A Inteligência Artificial (IA) chega ao agronegócio prometendo o uso sustentável dos recursos, bem como aumentar a produtividade no campo. E engana-se quem pensa que a agricultura brasileira está atrasada em relação a outros setores da economia. A tecnologia já está sendo usada na gestão administrativa e operacional, inclusive na lavoura no controle de doenças e pragas, mas especialistas no tema avisam: ainda é preciso muito trabalho. “Há demanda para pesquisa, há demanda para investimentos, porque para aplicar a inteligência artificial, você precisa de dados de qualidade”, pontua o pesquisador da Empresa Brasileira de Pesquisa Agropecuária (Embrapa) Instrumentação Paulo Estevão Cruvinel.
É na unidade de pesquisa com sede em São Carlos/SP, conhecida como a Capital Nacional da Tecnologia, que está sendo preparada uma inovação para o setor da aviação agrícola com foco na melhor qualidade da aplicação de defensivos. Conforme Cruvinel, este trabalho é uma continuidade da pesquisa desenvolvida pela Embrapa em parceria com o Sindicato Nacional das Empresas de Aviação Agrícola (Sindag) e tem o propósito de promover o melhor ajuste dos pulverizadores embarcados para o controle de pragas nas lavouras com o suporte da IA.
GANHO DE QUALIDADE
“Objetivamente o que nós temos focado: ganho de qualidade no processo de monitoramento e seleção das ferramentas e dos equipamentos, além das demandas por manutenção da aeronave, quanto dos equipamentos embarcados”, assinala o pesquisador que tem se dedicado ao estudo e desenvolvimento de sensores, sistemas inteligentes e automação na agricultura. Um trabalho que pode ser melhor estruturado com o uso das ferramentas de IA para auxiliar os processos aéreos. Como já ocorre na gestão das propriedades, as ferramentas de IA auxiliarão na tomada de decisão, selecionando melhor quais os equipamentos e insumos que deverão compor uma determinada aplicação.

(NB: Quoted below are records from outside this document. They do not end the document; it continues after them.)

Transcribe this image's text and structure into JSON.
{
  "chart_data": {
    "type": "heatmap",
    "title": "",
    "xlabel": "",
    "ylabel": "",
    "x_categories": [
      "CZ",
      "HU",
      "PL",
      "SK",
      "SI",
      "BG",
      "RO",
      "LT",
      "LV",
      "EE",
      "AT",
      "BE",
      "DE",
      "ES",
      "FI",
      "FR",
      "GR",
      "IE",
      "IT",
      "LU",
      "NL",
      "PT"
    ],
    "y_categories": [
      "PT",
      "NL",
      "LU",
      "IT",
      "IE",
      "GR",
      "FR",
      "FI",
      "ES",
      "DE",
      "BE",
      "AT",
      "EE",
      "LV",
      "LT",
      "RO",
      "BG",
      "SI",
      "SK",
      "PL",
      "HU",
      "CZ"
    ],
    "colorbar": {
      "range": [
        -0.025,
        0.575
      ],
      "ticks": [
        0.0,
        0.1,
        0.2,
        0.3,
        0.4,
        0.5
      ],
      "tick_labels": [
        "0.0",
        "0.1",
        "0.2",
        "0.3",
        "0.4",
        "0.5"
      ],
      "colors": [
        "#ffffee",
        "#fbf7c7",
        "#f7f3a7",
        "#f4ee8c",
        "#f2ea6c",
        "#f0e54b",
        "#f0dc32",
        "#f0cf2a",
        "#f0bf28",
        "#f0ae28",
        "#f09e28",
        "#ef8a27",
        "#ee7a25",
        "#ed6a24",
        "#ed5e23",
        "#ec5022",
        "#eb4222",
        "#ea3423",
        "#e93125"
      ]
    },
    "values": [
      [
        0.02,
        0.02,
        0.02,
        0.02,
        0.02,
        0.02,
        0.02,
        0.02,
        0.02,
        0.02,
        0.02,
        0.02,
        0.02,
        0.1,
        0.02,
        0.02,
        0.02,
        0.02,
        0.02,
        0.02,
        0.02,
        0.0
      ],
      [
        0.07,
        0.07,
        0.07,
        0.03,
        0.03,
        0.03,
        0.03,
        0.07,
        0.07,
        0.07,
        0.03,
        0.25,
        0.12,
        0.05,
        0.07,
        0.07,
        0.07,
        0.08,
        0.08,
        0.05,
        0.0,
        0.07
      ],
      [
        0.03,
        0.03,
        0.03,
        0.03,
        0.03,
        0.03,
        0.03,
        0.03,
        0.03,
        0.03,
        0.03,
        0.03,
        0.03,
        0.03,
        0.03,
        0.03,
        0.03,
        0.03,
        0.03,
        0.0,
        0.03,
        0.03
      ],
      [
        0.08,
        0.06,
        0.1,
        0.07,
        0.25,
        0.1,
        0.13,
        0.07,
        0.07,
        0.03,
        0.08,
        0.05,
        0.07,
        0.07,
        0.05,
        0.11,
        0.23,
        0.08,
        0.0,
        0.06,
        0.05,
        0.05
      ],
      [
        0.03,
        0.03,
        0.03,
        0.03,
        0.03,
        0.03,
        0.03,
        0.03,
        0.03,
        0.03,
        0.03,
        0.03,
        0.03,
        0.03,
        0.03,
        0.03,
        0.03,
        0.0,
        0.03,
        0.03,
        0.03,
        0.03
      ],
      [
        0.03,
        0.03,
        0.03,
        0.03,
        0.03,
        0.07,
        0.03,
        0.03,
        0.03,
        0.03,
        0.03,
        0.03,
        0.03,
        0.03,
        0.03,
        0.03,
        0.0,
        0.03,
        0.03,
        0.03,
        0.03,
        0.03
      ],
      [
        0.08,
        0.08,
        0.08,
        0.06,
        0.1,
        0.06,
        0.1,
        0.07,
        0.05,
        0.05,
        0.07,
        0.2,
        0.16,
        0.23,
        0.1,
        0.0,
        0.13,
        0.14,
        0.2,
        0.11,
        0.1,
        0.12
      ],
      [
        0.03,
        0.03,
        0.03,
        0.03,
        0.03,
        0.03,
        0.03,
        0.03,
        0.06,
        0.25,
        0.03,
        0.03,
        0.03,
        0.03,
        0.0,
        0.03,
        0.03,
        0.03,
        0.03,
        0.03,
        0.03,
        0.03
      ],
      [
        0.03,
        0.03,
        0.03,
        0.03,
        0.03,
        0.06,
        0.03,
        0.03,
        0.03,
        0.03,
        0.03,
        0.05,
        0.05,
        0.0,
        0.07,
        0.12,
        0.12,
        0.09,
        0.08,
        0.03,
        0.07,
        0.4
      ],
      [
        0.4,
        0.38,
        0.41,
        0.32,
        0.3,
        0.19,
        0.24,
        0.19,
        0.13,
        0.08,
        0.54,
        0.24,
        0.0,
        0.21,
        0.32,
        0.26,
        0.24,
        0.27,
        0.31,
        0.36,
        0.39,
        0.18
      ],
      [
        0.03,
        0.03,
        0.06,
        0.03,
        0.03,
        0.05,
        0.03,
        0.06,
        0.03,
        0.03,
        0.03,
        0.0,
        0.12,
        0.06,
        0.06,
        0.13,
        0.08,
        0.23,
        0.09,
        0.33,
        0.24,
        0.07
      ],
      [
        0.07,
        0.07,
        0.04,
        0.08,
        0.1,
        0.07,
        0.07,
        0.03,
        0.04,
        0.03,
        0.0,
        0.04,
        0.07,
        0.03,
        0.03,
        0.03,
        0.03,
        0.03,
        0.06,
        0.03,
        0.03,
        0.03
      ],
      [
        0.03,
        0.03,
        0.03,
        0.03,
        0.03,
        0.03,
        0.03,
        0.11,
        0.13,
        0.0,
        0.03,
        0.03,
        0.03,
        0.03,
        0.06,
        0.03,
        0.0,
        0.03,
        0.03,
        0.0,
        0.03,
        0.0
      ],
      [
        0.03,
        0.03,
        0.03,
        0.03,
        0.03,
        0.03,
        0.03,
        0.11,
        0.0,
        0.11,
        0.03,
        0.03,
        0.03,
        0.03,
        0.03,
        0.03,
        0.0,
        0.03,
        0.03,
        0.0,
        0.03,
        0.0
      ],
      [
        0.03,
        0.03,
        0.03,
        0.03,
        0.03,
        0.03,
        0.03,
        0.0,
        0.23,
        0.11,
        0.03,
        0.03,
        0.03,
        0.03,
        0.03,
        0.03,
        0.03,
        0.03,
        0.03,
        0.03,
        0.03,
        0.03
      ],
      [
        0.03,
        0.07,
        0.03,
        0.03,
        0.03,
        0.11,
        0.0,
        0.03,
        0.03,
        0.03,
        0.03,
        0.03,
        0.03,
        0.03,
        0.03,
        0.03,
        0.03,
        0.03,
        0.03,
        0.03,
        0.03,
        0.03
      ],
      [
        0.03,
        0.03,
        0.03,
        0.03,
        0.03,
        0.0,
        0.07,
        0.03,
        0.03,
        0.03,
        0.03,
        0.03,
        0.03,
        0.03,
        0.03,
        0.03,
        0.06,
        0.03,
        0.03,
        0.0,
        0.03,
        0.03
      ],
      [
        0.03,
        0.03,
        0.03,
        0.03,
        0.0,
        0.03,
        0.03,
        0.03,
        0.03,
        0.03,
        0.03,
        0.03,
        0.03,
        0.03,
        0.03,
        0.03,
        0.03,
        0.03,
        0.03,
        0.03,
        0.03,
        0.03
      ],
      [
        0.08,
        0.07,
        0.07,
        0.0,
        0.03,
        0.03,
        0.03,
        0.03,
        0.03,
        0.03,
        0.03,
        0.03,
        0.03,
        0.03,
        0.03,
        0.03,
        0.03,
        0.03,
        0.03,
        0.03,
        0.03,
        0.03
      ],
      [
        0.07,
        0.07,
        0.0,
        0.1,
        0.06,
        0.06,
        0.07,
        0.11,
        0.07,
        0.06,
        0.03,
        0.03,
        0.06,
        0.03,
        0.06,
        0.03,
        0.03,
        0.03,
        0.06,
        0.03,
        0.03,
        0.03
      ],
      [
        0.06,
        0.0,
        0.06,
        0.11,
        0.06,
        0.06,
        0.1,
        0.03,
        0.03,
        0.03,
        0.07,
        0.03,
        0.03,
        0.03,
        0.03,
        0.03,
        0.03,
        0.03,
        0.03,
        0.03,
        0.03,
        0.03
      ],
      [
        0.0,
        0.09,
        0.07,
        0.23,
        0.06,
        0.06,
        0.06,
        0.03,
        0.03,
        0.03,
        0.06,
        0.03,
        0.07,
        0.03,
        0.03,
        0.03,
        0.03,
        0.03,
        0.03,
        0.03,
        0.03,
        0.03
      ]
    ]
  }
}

Cruvinel alerta que, em um primeiro momento, a IA na atividade aeroagrícola não terá uma atuação de controle real. Isto é: não apresentará uma decisão automática por inteiro. Ainda é um processo supervisionado. “Mas poderá caminhar para o controle total dependendo da estruturação de equipes, parcerias e alianças estratégicas”, assinala o pesquisador.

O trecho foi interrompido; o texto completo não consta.